Un progetto a cura degli allievi dei master in editoria dell’Università Cattolica del Sacro Cuore

Luigi Filippelli, l’editore punk

Francesca Della Bona

Professione Editoria

Luigi Filippelli, editore, scrittore e fumettista, è autore di 13 sardine circa e dei fumetti Cipolla, Stereolite e Un corpo smembrato ed è co-fondatore dell’officina editoriale MalEdizioni.

Com’è nata la storia d’amore tra te e il fumetto?

È nata che ero ancora piccolino. In casa mia ci sono sempre stati fumetti. Il primo che ho acquistato con i miei risparmi è stato un fumetto dei supereroi, c’erano in copertina Visione e Occhio di Falco. C’erano l’azione, i costumi, l’avventura. Queste storie iniziavano a porti dei quesiti impegnativi: cosa significa essere un eroe, quali sono le cose giuste da fare e cosa invece va contro gli altri? Poco alla volta ho iniziato ad accumularli.

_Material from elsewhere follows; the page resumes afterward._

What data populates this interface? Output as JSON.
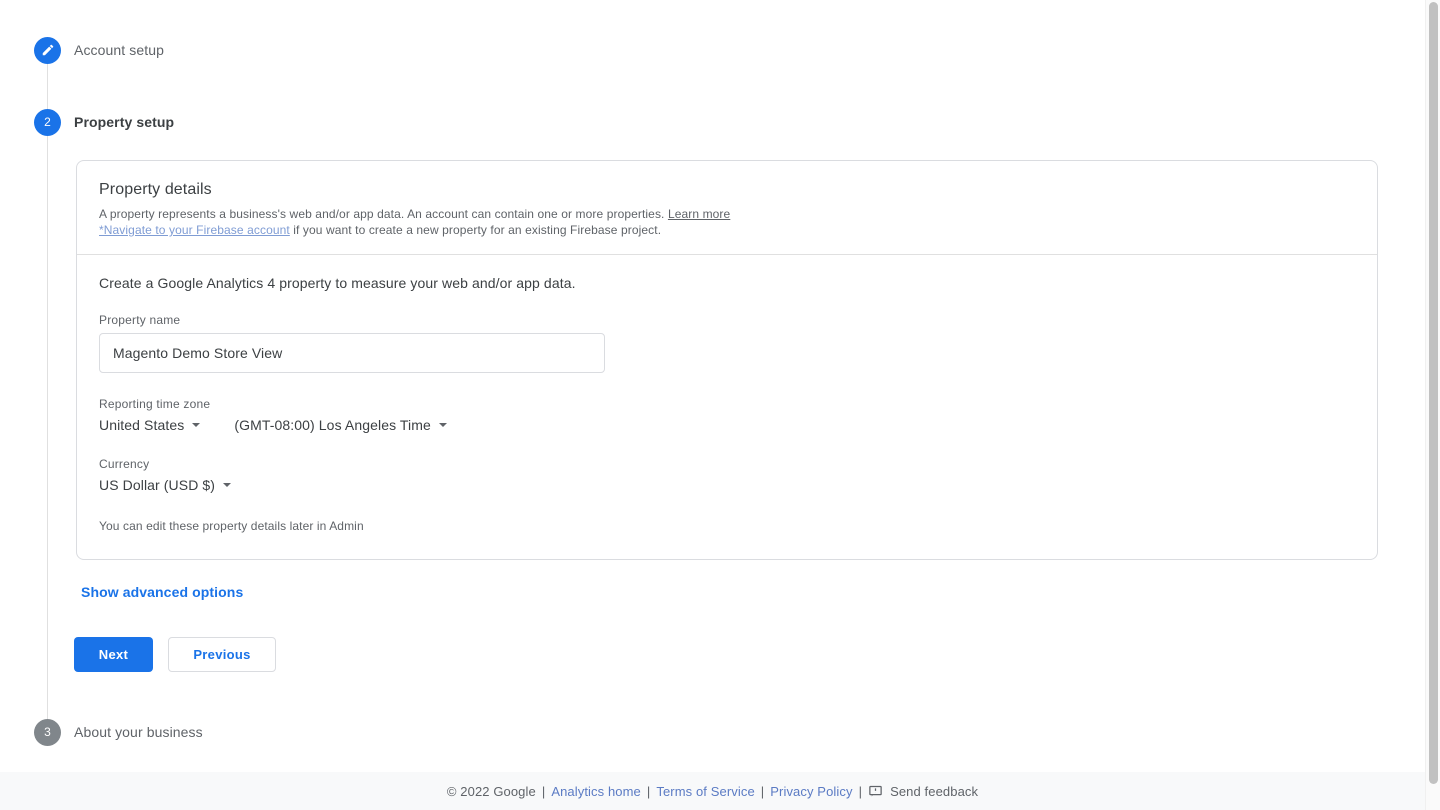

Poi dai supereroi cos’è successo?

Sono sempre stato un lettore onnivoro. Ero un grande appassionato delle enciclopedie dei dinosauri, per esempio. A un certo punto, crescendo, prima mi sono aperto verso il manga, poi ho incontrato il fumetto europeo, soprattutto fantasy. Sia i fumetti americani che i manga erano molto accessibili dal punto di vista economico per un ragazzo. Più avanti, avendo più disponibilità economica, esplorando, sono arrivato al graphic novel. Credo che il fumetto abbia tantissime potenzialità narrative da questo punto di vista. È bello continuare a esplorarlo ed è tuttora in espansione.

In che modo il fumetto può raccontare più efficacemente una storia rispetto ad altri mezzi?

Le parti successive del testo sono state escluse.